Huang's character, a single father, with his two children. (PHOTO PROVIDED TO CHINA DAILY)
In order to master these culinary practices, Huang traveled to South China's Guangdong province several weeks before the start of the shooting, spending most of his time learning cooking skills from a local veteran. For him, the biggest challenge was to conquer his psychological uneasiness, training his hands to adeptly handle the raw meat and innards.
A native of Nanning, Guangxi Zhuang autonomous region, where locals also speak Cantonese as a major dialect, Huang says he was invited by director Ng Gam-yuen, who had cooperated with him in the past, partly because of his innate linguistic advantage.
"I haven't spoken my hometown's dialect for many years, making me feel a bit stressed when working with a group of veteran Hong Kong actors," recalls Huang.
About to turn 48 years old in August, Huang, who started his career as a dancer for a performance troupe in Guangxi, went to Beijing to pursue his artistic dream in 1993. With his acting debut Baobei in Love, a 2004 romantic thriller also starring A-list actress Zhou Xun, Huang shot to fame and has accumulated greater popularity with blockbusters, such as Letter From an Unknown Woman (2005) and Falling Flowers (2011).
Now a veteran, with an acting career spanning nearly two decades, Huang says Stories of Lion Rock Spirit reminds him of his teenage years, which he spent mostly immersed in Hong Kong movies and TV series in the local video rental shops.
"I still clearly remember that my first cassette recorder was bought by my father in Guangdong during a business trip," recalls Huang. His father's gift also included several audio cassettes of Cantopop singers Samuel Hui Koon-kit and Alan Tam Wing-lun, which was an eyeopener for the young man, leading Huang into the world of pop.
A poster for the TV series. C(PHOTO PROVIDED TO CHINA DAILY)
More than 30 years later, the experience of working on Stories of Lion Rock Spirit was like a journey through time, giving the actor a deep sense of nostalgia, making him feel like he was "walking onto the set" of an old Hong Kong TV series.

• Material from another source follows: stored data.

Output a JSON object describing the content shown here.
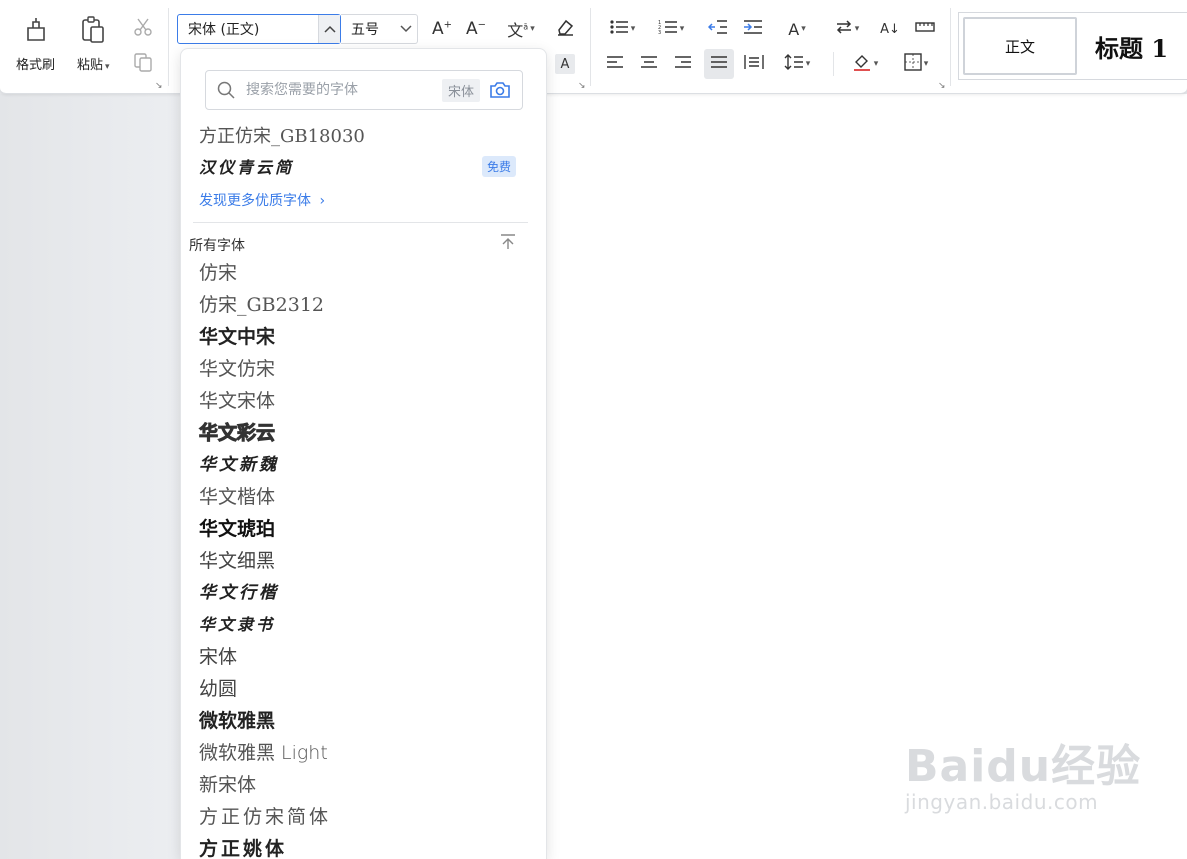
{
  "ribbon": {
    "format_painter_label": "格式刷",
    "paste_label": "粘贴",
    "font_name": "宋体 (正文)",
    "font_size": "五号",
    "styles": {
      "normal": "正文",
      "heading1": "标题 1"
    }
  },
  "font_dropdown": {
    "search": {
      "placeholder": "搜索您需要的字体",
      "current_tag": "宋体"
    },
    "recent_fonts": [
      {
        "name": "方正仿宋_GB18030"
      },
      {
        "name": "汉仪青云简",
        "badge": "免费"
      }
    ],
    "discover_link": "发现更多优质字体",
    "section_title": "所有字体",
    "fonts": [
      "仿宋",
      "仿宋_GB2312",
      "华文中宋",
      "华文仿宋",
      "华文宋体",
      "华文彩云",
      "华文新魏",
      "华文楷体",
      "华文琥珀",
      "华文细黑",
      "华文行楷",
      "华文隶书",
      "宋体",
      "幼圆",
      "微软雅黑",
      "微软雅黑 Light",
      "新宋体",
      "方正仿宋简体",
      "方正姚体"
    ]
  },
  "watermark": {
    "main": "Baidu经验",
    "sub": "jingyan.baidu.com"
  },
  "colors": {
    "accent": "#3b7ce8",
    "badge_bg": "#dce9fb"
  }
}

Currently garnering a lot of acclaim online, the TV series has also grabbed the attention of critics and industry insiders.
Yin Hong, deputy chairman of China Literature and Art Critics Association, says the tale has inherited the traditional narrative techniques of Hong Kong TV series, revisiting how Hong Kong has undergone huge transformations at a special historic period from a down-to-earth perspective and through the changing lives of nearly 20 ordinary people.
Through the characters' striving and struggling, he says, domestic audiences can see core values like honesty, diligence and mutual assistance inherited from one generation to the next, thus making them more familiar with the unique charm of Hong Kong.
Noting that most domestic audiences have got used to watching Hong Kong films and TV series taking place in the high-rise buildings of Victoria Harbor or the bars on Mong Kok's narrow streets, Yin adds that the new TV series creatively chose a tea restaurant as its setting. Such places originated in Hong Kong to sell Chinese and Western foods at affordable prices, symbolizing Hong Kong's distinctive culture that merges the West and the East.